Mark McKenzie. Photo: Philadelphia Union.
Corey Baird (Real Salt Lake). Baird, 22, won three straight national titles at Stanford before signing a Homegrown Player contract with RSL. He was named the 2018 MLS Rookie of the Year, registering eight goals and five assists in 31 games. Berhalter's assessment: "With Corey, I really like his foot speed. I really like his off-the-ball movement. I like his aggressiveness of attacking space. I think he had a very good year, and in our system we see him as a guy that can get behind the line, that can use his timing to set up other players. This is a player I’m looking forward to seeing how he takes off."
USMNT outlook: The USA has lots of central midfielders but fewer wide players -- who played critical roles in Berhalter's set-up with the Crew. Baird will get a leg up on learning Berhalter's system in January.
Djordje Mihailovic (Chicago Fire). Mihailovic started for the Fire at the end of his rookie season out of high school but a knee injury suffered in the 2017 playoff loss to the New York Red Bulls sidelined him until mid-August in 2018. His absence was a critical loss for the Fire, which didn't return to the playoffs. "To be able to perform at that young of an age I think means you have quality," says Berhalter. "With Djordje in particular, we see a very versatile, creative midfield player who can create and score goals himself. I think that’s always a quality you’re looking for."
USMNT outlook: Mihailovic is seven weeks too old to play for the U.S. U-20s, but he could get a shot with the U-23s in Olympic qualifying.
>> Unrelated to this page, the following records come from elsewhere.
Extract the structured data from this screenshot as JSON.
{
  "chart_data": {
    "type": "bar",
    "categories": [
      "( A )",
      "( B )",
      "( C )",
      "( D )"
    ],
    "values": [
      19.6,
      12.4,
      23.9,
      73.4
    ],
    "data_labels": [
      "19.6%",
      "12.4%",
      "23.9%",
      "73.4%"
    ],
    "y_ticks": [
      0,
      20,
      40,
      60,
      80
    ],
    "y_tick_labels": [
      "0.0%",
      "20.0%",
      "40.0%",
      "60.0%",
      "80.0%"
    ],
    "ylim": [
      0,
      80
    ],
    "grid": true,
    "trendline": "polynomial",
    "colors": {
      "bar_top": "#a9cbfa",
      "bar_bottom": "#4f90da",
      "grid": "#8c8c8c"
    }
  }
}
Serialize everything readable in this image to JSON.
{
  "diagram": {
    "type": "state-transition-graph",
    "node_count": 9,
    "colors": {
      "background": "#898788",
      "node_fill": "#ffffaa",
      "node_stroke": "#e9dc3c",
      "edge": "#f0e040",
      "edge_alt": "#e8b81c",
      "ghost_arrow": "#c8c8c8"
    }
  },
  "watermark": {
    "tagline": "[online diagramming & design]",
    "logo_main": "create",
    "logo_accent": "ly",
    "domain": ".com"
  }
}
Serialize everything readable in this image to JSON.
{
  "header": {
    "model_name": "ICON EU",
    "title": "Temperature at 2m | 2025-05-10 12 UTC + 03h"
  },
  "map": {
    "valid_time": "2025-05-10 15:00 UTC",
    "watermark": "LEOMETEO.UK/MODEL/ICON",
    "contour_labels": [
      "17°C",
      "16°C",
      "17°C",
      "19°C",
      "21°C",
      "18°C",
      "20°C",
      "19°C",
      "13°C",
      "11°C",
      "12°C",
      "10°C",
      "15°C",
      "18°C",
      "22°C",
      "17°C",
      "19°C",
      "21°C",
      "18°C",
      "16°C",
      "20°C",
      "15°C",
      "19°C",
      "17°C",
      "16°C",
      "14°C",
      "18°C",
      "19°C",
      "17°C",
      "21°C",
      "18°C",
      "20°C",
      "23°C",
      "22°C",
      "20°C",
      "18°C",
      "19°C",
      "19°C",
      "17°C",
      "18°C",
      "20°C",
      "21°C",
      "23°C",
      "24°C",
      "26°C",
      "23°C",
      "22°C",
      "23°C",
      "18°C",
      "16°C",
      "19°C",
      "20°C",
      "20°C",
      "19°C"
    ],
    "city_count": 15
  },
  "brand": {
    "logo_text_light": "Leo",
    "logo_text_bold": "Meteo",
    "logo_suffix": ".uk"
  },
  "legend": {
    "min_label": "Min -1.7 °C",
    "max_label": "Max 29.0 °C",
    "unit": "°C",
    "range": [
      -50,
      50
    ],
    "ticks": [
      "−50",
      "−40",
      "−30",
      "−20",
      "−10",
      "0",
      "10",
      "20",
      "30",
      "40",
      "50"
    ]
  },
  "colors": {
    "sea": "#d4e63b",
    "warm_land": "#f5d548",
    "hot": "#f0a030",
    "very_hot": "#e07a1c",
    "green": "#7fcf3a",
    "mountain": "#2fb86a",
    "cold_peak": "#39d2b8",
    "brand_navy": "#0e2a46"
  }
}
For the time being, there's a lot of young competition ahead of him in midfield.
Jeremy Ebobisse (Portland Timbers). Ebobisse started out the 2018 season as the Timbers' No. 3 striker, but by the end of the season was starting up front. He was a big contributor in the Timbers' march to MLS Cup, though he had a poor final against Atlanta United. His immediate future might depend on whether the Timbers look to bring in a new striker in 2019.
USMNT outlook: Ebobisse is one of only three strikers along with Gyasi Zardes and Christian Ramirez in January camp, so he should get a shot. Berhalter said after taking the job that striker is another position at which he doesn't have a lot of depth, but the recent play by Josh Sargent and Haji Wright in the Bundesliga may change his view.